Sistema carcerário brasileiro: problemas e soluções
Enviada em 08/10/2017
Na série de televisão norte-americana “Prison Break”, Michael Scofield, engenheiro e muito inteligente, vê seu irmão ser preso e condenado a morte por um crime que não cometeu. Dessa forma, o protagonista arquiteta um plano para tirá-lo da cadeia e provar a inocência do condenado. A primeira temporada se passa na prisão, onde fica evidente a presença de um fraco ambiente de ressocialização, visto que apresenta muita violência, contrabando de drogas e hierarquia entre os prisioneiros e os que trabalham nesse âmbito. Fora da ficção, essa realidade carcerária é bastante forte na sociedade brasileira. Nessa perspectiva, é preciso refletir sobre as possíveis razões dessa realidade negativa.

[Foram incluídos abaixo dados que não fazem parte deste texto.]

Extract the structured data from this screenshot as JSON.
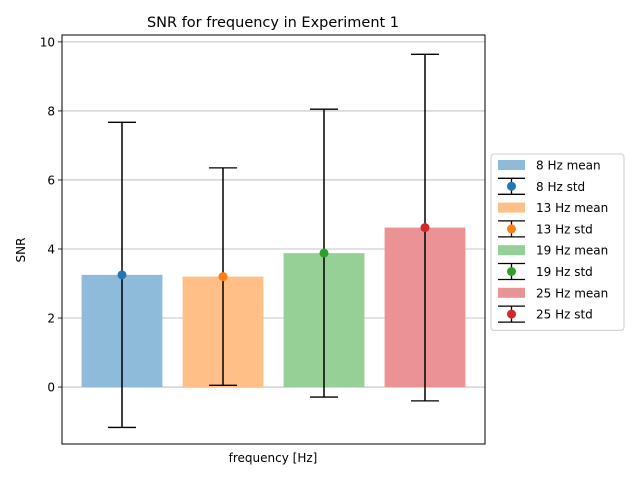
{
  "chart_data": {
    "type": "bar",
    "title": "SNR for frequency in Experiment 1",
    "xlabel": "frequency [Hz]",
    "ylabel": "SNR",
    "ylim": [
      -1.65,
      10.2
    ],
    "yticks": [
      0,
      2,
      4,
      6,
      8,
      10
    ],
    "grid": "horizontal",
    "legend_position": "right",
    "categories": [
      "8 Hz",
      "13 Hz",
      "19 Hz",
      "25 Hz"
    ],
    "series": [
      {
        "mean_label": "8 Hz mean",
        "std_label": "8 Hz std",
        "mean": 3.25,
        "std": 4.42,
        "color": "#1f77b4"
      },
      {
        "mean_label": "13 Hz mean",
        "std_label": "13 Hz std",
        "mean": 3.2,
        "std": 3.15,
        "color": "#ff7f0e"
      },
      {
        "mean_label": "19 Hz mean",
        "std_label": "19 Hz std",
        "mean": 3.88,
        "std": 4.17,
        "color": "#2ca02c"
      },
      {
        "mean_label": "25 Hz mean",
        "std_label": "25 Hz std",
        "mean": 4.62,
        "std": 5.02,
        "color": "#d62728"
      }
    ]
  }
}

Primeiramente, é preciso entender que essa crise no sistema carcerário brasileiro começa na educação. Isso ocorre porque muitas pessoas, procurando ascender socioeconomicamente, procuram soluções na sociedade que apresenta obstáculos na disponibilização de ensino de qualidade. Como resultado, ao apresentar pouca ou nenhuma convivência em âmbitos de ensino, somado as influências externas como a necessidade de pagar as contas e sustentar a família, os indivíduos tendem a encontrar na criminalidade a resolução para os seus problemas, aumentando o número de presos nas cadeias e comprovando o que disse Immanuel Kant: o ser humano é aquilo que a educação faz dele.

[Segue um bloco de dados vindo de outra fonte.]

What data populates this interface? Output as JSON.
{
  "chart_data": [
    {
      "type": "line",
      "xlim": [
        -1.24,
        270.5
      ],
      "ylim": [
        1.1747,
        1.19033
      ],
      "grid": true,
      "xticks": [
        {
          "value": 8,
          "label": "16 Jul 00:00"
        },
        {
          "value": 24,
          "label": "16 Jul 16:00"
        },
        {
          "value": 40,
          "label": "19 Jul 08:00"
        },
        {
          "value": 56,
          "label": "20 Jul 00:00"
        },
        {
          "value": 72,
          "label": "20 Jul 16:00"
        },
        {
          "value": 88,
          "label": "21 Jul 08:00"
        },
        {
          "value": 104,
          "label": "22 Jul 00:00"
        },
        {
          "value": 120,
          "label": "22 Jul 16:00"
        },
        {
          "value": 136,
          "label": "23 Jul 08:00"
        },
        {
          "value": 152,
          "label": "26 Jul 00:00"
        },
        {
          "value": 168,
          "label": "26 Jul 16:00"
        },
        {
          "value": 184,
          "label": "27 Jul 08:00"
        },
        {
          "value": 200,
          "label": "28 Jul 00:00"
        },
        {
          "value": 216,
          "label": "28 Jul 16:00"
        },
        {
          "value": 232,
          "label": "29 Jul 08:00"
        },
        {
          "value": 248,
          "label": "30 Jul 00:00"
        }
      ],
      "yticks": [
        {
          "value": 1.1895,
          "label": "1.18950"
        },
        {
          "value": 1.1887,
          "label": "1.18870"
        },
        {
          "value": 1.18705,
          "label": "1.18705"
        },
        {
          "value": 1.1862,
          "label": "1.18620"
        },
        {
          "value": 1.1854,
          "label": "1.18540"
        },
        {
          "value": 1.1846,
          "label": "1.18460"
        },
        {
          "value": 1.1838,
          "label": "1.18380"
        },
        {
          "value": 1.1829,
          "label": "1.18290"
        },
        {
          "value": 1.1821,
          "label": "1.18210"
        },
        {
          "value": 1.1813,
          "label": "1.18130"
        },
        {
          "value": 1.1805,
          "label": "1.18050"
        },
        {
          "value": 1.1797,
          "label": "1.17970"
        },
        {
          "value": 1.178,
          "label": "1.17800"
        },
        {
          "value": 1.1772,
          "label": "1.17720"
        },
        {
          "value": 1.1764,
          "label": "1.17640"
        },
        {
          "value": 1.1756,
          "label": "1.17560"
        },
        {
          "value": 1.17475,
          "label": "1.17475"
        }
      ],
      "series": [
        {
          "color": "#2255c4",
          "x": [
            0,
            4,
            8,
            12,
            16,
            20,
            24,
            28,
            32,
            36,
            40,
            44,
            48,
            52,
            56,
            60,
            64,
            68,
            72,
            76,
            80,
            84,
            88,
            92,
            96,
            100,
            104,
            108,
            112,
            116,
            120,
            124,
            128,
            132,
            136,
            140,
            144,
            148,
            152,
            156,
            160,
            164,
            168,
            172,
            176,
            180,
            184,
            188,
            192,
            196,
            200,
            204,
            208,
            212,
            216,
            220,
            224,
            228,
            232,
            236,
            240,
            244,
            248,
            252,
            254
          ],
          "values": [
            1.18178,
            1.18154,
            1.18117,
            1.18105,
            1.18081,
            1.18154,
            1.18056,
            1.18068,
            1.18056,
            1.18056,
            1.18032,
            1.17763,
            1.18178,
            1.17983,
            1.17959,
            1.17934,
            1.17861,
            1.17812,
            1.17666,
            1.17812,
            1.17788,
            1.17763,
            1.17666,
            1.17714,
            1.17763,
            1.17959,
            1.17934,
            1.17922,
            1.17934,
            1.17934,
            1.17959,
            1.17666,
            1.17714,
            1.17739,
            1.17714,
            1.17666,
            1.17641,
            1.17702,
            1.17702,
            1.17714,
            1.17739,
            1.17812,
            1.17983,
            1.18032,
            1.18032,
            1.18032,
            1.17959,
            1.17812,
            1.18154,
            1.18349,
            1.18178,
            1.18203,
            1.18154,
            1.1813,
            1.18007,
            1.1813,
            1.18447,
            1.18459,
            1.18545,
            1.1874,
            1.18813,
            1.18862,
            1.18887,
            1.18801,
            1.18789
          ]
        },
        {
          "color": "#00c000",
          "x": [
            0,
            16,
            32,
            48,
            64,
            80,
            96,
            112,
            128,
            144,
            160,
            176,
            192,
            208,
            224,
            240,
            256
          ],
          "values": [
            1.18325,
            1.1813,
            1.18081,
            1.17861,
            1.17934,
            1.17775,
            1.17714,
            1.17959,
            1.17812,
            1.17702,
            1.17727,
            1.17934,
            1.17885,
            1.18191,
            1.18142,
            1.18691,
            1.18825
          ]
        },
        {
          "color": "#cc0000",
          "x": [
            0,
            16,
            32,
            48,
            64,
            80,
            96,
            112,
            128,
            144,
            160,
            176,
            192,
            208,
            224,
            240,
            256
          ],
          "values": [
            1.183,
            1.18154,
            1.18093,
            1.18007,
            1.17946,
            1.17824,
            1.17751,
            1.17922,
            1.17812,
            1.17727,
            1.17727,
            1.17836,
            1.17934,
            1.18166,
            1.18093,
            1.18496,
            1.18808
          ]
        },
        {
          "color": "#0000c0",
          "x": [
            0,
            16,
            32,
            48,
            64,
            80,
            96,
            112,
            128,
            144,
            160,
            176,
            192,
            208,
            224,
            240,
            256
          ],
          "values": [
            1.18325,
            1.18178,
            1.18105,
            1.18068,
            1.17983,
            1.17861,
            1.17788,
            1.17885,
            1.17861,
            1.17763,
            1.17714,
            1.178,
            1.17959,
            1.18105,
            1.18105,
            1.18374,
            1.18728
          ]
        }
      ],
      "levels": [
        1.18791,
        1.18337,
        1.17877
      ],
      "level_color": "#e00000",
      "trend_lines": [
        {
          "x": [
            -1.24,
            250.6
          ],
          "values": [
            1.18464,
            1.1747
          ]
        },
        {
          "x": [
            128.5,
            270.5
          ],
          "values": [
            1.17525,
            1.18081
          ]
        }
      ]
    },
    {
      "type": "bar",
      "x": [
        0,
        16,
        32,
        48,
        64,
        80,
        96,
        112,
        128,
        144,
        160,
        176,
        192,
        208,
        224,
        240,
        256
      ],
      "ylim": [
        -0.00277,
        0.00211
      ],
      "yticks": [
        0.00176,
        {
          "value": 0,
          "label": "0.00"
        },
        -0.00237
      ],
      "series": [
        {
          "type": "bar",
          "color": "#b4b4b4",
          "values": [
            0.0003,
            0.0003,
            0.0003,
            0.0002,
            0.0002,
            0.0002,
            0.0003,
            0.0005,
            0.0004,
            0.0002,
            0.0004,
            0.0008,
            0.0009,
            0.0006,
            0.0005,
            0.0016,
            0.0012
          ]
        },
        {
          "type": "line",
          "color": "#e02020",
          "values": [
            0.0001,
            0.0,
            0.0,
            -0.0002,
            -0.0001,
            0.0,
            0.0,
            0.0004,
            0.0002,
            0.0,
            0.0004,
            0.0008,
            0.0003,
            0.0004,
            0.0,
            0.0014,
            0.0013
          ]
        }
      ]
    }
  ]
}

Outrossim, é necessário analisar que o poder público causa a manutenção desse impasse. Isso decorre da falta de profissionais jurídicos que possam cuidar dos casos e julgá-los inocente ou culpado. Por conseguinte, como o aumento no número de detentos está crescendo de forma não proporcional à quantidade de defensores públicos, a tendência é formar um amontoado de pessoas, extrapolando o limite por cela. Assim, em 2014, 41% dos presos, segundo o Sistema Integrado de Informações Penitenciárias do Ministério da Justiça, estão aguardando o julgamento de seus crimes atrás das grades, evidenciando a falha judicial que contribui para a crise do sistema carcerário.
Torna-se evidente, portanto, que a educação precária e o poder público causam a manutenção dessa problemática. Consequentemente, atividades pedagógicas ou esportivas, intermediadas por ONGs, darão aos detentos a oportunidade de reinserção social, além do investimento em escolas públicas, pelo governo de cada Estado, oferecendo ensino de qualidade. O acesso à saúde pública é um direito universal, logo, são imprescindíveis equipes médicas e a fiscalização desses cuidados, principalmente em relação à saúde da mulher. Ademais, em parceria com a Organização dos Advogados do Brasil, o Ministério da Justiça deve disponibilizar um maior número de defensores públicos para que possam regularizar e atender a quantidade de casos em espera presentes no país, tendo como consequência a diminuição de presos.